Kinross home cook Sarah Rankin, who made the final stages of MasterChef, has officially launched her first cookbook.
Sarah celebrated her debut book, Kith, at Loch Leven’s Larder with a demonstration of her skills and a Q&A session on Thursday.
The audience were treated to wild garlic soup and fried cod cheek with beurre blanc, as well as other nibbles from the recipe book.
Since reaching finals week on MasterChef in May 2022, Sarah has gone from strength to strength – running super clubs, writing monthly food columns and cooking at high-profile events.
Now, the marketing consultant has reached a new milestone in launching her own book.
Overwhelming
“It’s a really weird feeling to go from seeing it on a computer screen for so long to then seeing it as a physical thing,” she said.
“It’s quite overwhelming, actually. And it’s scary because it was mine and I’d done it and I feel very proud of it, but then it’s out there and people are going to read it and judge it.”
Many of the recipes that feature in the book come from Sarah’s own relatives – including her granny’s recipe for gingerbread which she found scribbled on the back of her wedding invitation – while others she has devised herself.
“The book is called Kith because the recipes are pretty much family recipes,” she said.
“My mum is an incredible home cook and we always had home-cooked food growing up, so that was just the normal way of things for us.
“And my granny was an amazing baker, so again, that was just what was normal.”
Recipe influences
The book was also influenced by Sarah’s personal passion for seasonal food.
She said: “A lot of them are my own recipes or adapted from stuff we had locally growing up – and everything is obviously seasonal.
“I think that is the most sensible and healthy way to eat.
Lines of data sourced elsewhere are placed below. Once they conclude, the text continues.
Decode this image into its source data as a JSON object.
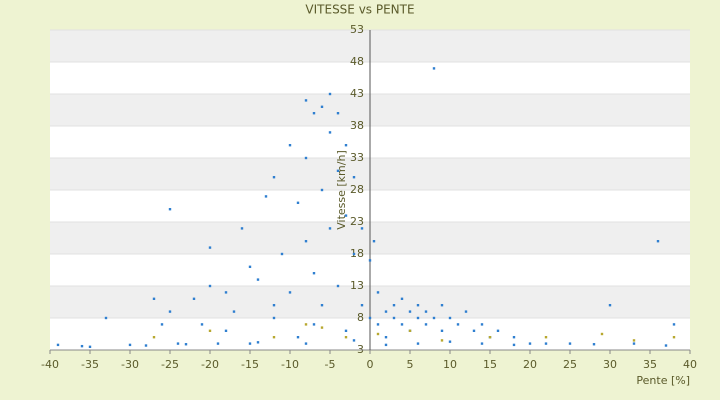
{
  "chart_data": {
    "type": "scatter",
    "title": "VITESSE vs PENTE",
    "xlabel": "Pente [%]",
    "ylabel": "Vitesse [km/h]",
    "xlim": [
      -40,
      40
    ],
    "xticks": [
      -40,
      -35,
      -30,
      -25,
      -20,
      -15,
      -10,
      -5,
      0,
      5,
      10,
      15,
      20,
      25,
      30,
      35,
      40
    ],
    "ylim": [
      3,
      53
    ],
    "yticks": [
      3,
      8,
      13,
      18,
      23,
      28,
      33,
      38,
      43,
      48,
      53
    ],
    "grid": true,
    "series": [
      {
        "color": "#2f7fd0",
        "x": [
          -39,
          -35,
          -33,
          -30,
          -27,
          -26,
          -25,
          -24,
          -22,
          -21,
          -20,
          -19,
          -18,
          -17,
          -16,
          -15,
          -14,
          -13,
          -12,
          -12,
          -11,
          -10,
          -10,
          -9,
          -9,
          -8,
          -8,
          -8,
          -7,
          -7,
          -7,
          -6,
          -6,
          -6,
          -5,
          -5,
          -5,
          -4,
          -4,
          -4,
          -3,
          -3,
          -3,
          -2,
          -2,
          -1,
          -1,
          0,
          0,
          0.5,
          1,
          1,
          2,
          2,
          3,
          3,
          4,
          4,
          5,
          5,
          6,
          6,
          7,
          7,
          8,
          8,
          9,
          9,
          10,
          11,
          12,
          13,
          14,
          15,
          16,
          18,
          20,
          22,
          25,
          30,
          33,
          36,
          38,
          -36,
          -28,
          -23,
          -14,
          -8,
          -2,
          2,
          6,
          10,
          14,
          18,
          28,
          37,
          -18,
          -12,
          -20,
          -15,
          -25
        ],
        "values": [
          3.8,
          3.5,
          8,
          3.8,
          11,
          7,
          25,
          4,
          11,
          7,
          19,
          4,
          12,
          9,
          22,
          4,
          14,
          27,
          30,
          8,
          18,
          35,
          12,
          26,
          5,
          42,
          33,
          20,
          40,
          15,
          7,
          41,
          28,
          10,
          43,
          37,
          22,
          40,
          31,
          13,
          35,
          24,
          6,
          30,
          18,
          22,
          10,
          17,
          8,
          20,
          12,
          7,
          9,
          5,
          10,
          8,
          11,
          7,
          9,
          6,
          10,
          8,
          9,
          7,
          47,
          8,
          10,
          6,
          8,
          7,
          9,
          6,
          7,
          5,
          6,
          5,
          4,
          4,
          4,
          10,
          4,
          20,
          7,
          3.6,
          3.7,
          3.9,
          4.2,
          4,
          4.5,
          3.8,
          4,
          4.3,
          4,
          3.8,
          3.9,
          3.7,
          6,
          10,
          13,
          16,
          9
        ]
      },
      {
        "color": "#b8a830",
        "x": [
          -27,
          -20,
          -12,
          -8,
          -6,
          -3,
          1,
          5,
          9,
          15,
          22,
          29,
          33,
          38
        ],
        "values": [
          5,
          6,
          5,
          7,
          6.5,
          5,
          5.5,
          6,
          4.5,
          5,
          5,
          5.5,
          4.5,
          5
        ]
      }
    ]
  }
}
It’s good for us and it’s good for those who produce the food.”
In an ideal world, Sarah Rankin envisions communities that eat local produce and avoid the supermarket entirely. Just like in her Granny’s day, who she says went to the shop for her ‘messages’ every three days, she hopes people can eat fresher food.
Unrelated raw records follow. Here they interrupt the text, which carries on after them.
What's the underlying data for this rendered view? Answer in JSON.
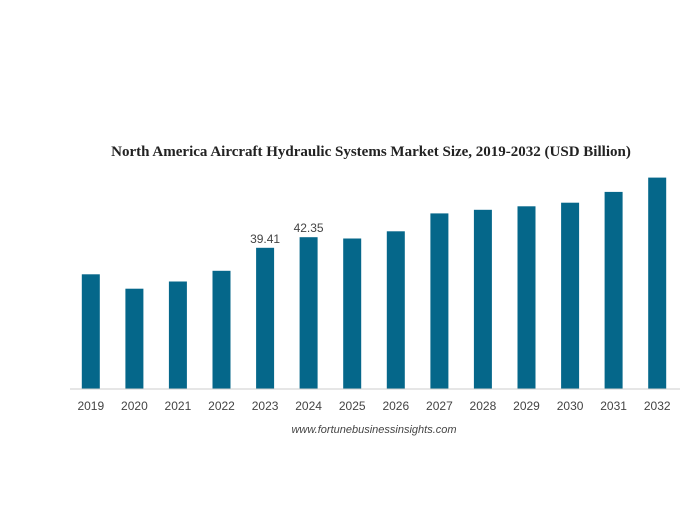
{
  "chart_data": {
    "type": "bar",
    "title": "North America Aircraft Hydraulic Systems Market Size, 2019-2032 (USD Billion)",
    "xlabel": "",
    "ylabel": "",
    "categories": [
      "2019",
      "2020",
      "2021",
      "2022",
      "2023",
      "2024",
      "2025",
      "2026",
      "2027",
      "2028",
      "2029",
      "2030",
      "2031",
      "2032"
    ],
    "values": [
      32.0,
      28.0,
      30.0,
      33.0,
      39.41,
      42.35,
      42.0,
      44.0,
      49.0,
      50.0,
      51.0,
      52.0,
      55.0,
      59.0
    ],
    "data_labels": [
      {
        "index": 4,
        "text": "39.41"
      },
      {
        "index": 5,
        "text": "42.35"
      }
    ],
    "ylim": [
      0,
      60
    ],
    "grid": false,
    "legend": "none",
    "bar_color": "#05678a",
    "source": "www.fortunebusinessinsights.com"
  }
}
She said: “If we can get to a situation where there are more places like this [Loch Leven’s Larder] that have farm shops that are buying stuff from local people who are growing it, then great.
“Maybe not on a massive supermarket scale, but enough to sustain a local community, then that’s a great thing.
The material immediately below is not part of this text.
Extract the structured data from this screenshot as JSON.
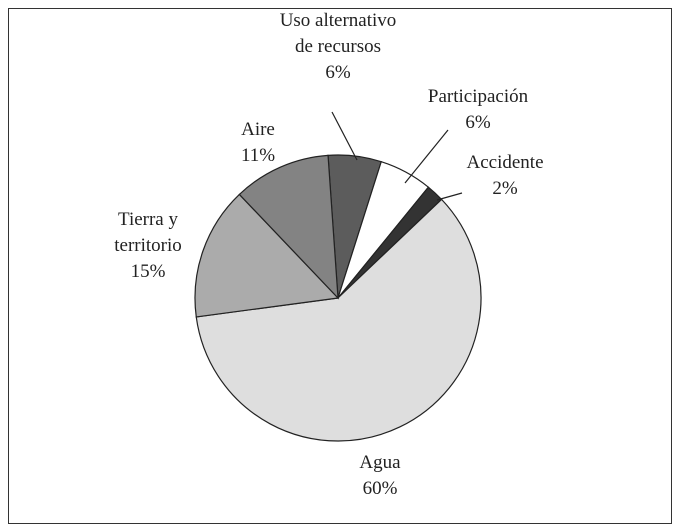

“Seasonality is a huge part of that. So, eating seasonally, eating stuff when it is in glut means it’s cheaper and it’s doing you good. It tastes better.”
‘Life-changing’ experience
Sarah describes her MasterChef success as “life-changing” and is glad she works in a field she loves.
“It’s completely changed my life, everything is totally different in the best way possible,” she explained.
“The only thing I’m a tiny bit peeved about is that I was almost 50 years old before I realised what I wanted to do with my life.
“So now, it just feels like every opportunity I have needs to be taken.”
In the future, Sarah hopes to publish a second book and continue cooking up a storm with local, seasonal ingredients.